Há um ônus para esta nova versão das relações sociais e de trabalho: o sujeito se crê como o único responsável por sua condição e por sua vida, isentando o Outro (amante, família, grupo social, Estado e, às vezes, até Deus) de sua cota na produção desta subjetividade. A captura neste jogo ideológico pode levar à depressão, pois quem não consegue 'vencer na vida' não encontrará razões para isso senão em seu mau desempenho comparado ao dos concorrentes, se verá, em seguida, como incapaz, como o pior (CATTAPAN, 2021). E não, por exemplo, parafraseando um famoso texto de Sandor Ferenczi, como uma criança mal acolhida (FERENCZI, 1929).

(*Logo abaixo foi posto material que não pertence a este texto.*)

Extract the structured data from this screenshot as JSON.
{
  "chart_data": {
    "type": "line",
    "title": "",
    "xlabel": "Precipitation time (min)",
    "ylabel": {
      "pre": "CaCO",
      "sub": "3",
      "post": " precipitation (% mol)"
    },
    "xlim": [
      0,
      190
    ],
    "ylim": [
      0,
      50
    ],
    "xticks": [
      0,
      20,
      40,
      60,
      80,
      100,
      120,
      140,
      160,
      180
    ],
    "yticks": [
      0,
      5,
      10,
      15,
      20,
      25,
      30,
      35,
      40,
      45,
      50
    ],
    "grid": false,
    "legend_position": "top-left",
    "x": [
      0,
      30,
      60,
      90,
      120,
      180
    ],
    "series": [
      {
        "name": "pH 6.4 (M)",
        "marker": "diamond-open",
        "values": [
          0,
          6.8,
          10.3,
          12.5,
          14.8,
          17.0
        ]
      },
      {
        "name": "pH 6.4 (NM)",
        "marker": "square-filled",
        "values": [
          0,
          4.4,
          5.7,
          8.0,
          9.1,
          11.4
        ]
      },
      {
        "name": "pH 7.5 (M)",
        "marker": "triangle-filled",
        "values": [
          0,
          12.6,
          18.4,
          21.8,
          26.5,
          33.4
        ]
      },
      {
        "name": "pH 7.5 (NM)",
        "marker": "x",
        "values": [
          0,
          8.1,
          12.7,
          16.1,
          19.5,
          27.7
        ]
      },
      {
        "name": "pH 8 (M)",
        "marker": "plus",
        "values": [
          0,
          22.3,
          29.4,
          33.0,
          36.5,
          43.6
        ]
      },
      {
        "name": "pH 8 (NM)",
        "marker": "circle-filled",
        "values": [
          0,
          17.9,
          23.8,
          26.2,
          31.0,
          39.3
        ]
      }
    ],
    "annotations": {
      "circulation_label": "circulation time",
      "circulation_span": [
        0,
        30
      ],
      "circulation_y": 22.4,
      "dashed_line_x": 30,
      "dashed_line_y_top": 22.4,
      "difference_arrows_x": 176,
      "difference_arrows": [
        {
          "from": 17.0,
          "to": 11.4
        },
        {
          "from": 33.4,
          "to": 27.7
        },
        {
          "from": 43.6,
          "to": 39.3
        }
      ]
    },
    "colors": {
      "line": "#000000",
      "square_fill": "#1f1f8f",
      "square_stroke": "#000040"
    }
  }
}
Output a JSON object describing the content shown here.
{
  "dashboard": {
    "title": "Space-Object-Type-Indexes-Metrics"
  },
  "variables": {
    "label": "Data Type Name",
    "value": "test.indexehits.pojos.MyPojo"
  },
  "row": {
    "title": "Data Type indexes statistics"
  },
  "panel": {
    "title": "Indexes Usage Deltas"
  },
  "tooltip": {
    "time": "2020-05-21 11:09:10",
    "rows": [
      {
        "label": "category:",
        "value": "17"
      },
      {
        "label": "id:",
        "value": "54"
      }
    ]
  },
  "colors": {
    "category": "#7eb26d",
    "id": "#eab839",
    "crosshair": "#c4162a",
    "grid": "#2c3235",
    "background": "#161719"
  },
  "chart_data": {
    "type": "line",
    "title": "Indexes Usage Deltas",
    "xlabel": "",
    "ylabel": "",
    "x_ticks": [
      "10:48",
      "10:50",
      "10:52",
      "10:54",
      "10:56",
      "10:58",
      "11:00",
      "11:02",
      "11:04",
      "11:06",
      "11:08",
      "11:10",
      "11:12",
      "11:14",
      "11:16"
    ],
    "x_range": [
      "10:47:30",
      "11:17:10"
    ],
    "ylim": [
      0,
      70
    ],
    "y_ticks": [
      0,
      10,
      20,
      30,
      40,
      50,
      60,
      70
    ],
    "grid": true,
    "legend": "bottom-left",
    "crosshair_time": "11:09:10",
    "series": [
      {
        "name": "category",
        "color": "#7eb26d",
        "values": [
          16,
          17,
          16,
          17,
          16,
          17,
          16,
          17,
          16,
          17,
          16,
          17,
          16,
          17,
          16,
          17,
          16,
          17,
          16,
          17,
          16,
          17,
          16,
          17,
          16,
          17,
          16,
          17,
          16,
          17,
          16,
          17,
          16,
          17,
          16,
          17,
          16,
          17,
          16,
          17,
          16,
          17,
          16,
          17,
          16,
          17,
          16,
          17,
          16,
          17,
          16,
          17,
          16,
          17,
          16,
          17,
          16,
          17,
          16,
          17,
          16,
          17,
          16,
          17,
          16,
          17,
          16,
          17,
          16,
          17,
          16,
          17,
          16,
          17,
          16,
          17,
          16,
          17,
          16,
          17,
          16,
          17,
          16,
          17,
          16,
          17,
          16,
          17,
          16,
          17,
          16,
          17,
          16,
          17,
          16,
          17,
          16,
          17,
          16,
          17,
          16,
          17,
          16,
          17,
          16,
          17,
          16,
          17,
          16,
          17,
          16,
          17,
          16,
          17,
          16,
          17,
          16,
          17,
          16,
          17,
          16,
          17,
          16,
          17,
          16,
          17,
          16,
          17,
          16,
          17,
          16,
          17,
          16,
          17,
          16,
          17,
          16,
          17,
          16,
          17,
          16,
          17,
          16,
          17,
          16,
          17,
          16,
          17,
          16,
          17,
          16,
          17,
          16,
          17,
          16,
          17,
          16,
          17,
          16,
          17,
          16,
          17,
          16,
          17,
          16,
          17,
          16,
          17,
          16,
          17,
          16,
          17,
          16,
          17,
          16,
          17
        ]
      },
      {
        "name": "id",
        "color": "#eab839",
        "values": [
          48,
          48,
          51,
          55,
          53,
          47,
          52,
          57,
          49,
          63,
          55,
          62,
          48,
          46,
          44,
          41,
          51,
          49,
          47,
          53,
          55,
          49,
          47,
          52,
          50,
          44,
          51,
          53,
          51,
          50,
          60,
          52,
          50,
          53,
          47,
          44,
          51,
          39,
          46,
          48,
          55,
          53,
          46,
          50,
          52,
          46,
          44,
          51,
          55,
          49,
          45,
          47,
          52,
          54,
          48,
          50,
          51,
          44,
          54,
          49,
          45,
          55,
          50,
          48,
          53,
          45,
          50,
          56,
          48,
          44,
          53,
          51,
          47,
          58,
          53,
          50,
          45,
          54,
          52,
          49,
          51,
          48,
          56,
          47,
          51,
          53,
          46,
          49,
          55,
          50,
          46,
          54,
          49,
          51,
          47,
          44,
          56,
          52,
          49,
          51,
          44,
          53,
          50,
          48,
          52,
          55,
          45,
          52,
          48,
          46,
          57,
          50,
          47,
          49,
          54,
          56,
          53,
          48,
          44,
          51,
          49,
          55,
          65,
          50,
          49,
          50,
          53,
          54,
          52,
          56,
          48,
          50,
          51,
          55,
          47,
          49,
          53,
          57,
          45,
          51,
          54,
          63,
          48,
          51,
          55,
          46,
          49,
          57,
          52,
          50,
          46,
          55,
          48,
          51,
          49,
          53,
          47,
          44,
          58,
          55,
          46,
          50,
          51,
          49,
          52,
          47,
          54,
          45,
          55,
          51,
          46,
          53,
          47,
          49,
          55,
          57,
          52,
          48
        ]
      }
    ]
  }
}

Alisson, um dentre outros jogadores de futebol (atualmente no São Paulo Futebol Clube) que dizem publicamente terem sofrido de depressão e procurado tratamento

c) continuando o que acabei de dizer, tratar a competição capitalista como esportiva torna possível alimentar uma concepção de cuidado sobre si como absolutamente desvinculada de uma entidade reguladora, gerenciadora de todo o campo social. O atleta é um indivíduo que compete, tanto consigo mesmo, quanto com seus pares, quanto - junto de seus pares - com outros times. As relações profissionais que tece com outros humanos que não estão pautadas na competição são as com os prestadores de serviço: técnicos, preparadores físicos, nutricionistas, médicos, fisioterapeutas, psicólogos, assessores de imprensa, advogados, publicitários etc. Trata-se de uma série de especialistas que lhe oferecem serviços voltados para que ele viva o aprimoramento de sua performance. De modo que, ao menos nas relações de trabalho, o único erotismo que comparece parece ser o narcísico, sem investimento no laço com os outros. Nem os especialistas nem os concorrentes retiram o atleta da situação de indivíduo solitário voltado para o aprimoramento. Aqui fica claro que estamos falando de um cenário neoliberal, no qual o sonho do Estado mínimo supostamente atenderia aos indivíduos que não quereriam ser cerceados nem limitados em sua liberdade por ninguém, eles no máximo buscariam auxiliares que seriam agenciados por escolha e não compulsoriamente. Não deveria haver uma instância asseguradora de laços eróticos com os outros. Disso resulta desamparo, insegurança e angústia real à flor da pele - que, no vocabulário da exploração do universo esportista por outros campos pode sofrer o que Nietzsche chamou de transvaloração dos valores e ser dito como 'gosto por adrenalina' (NIETZSCHE, 1887).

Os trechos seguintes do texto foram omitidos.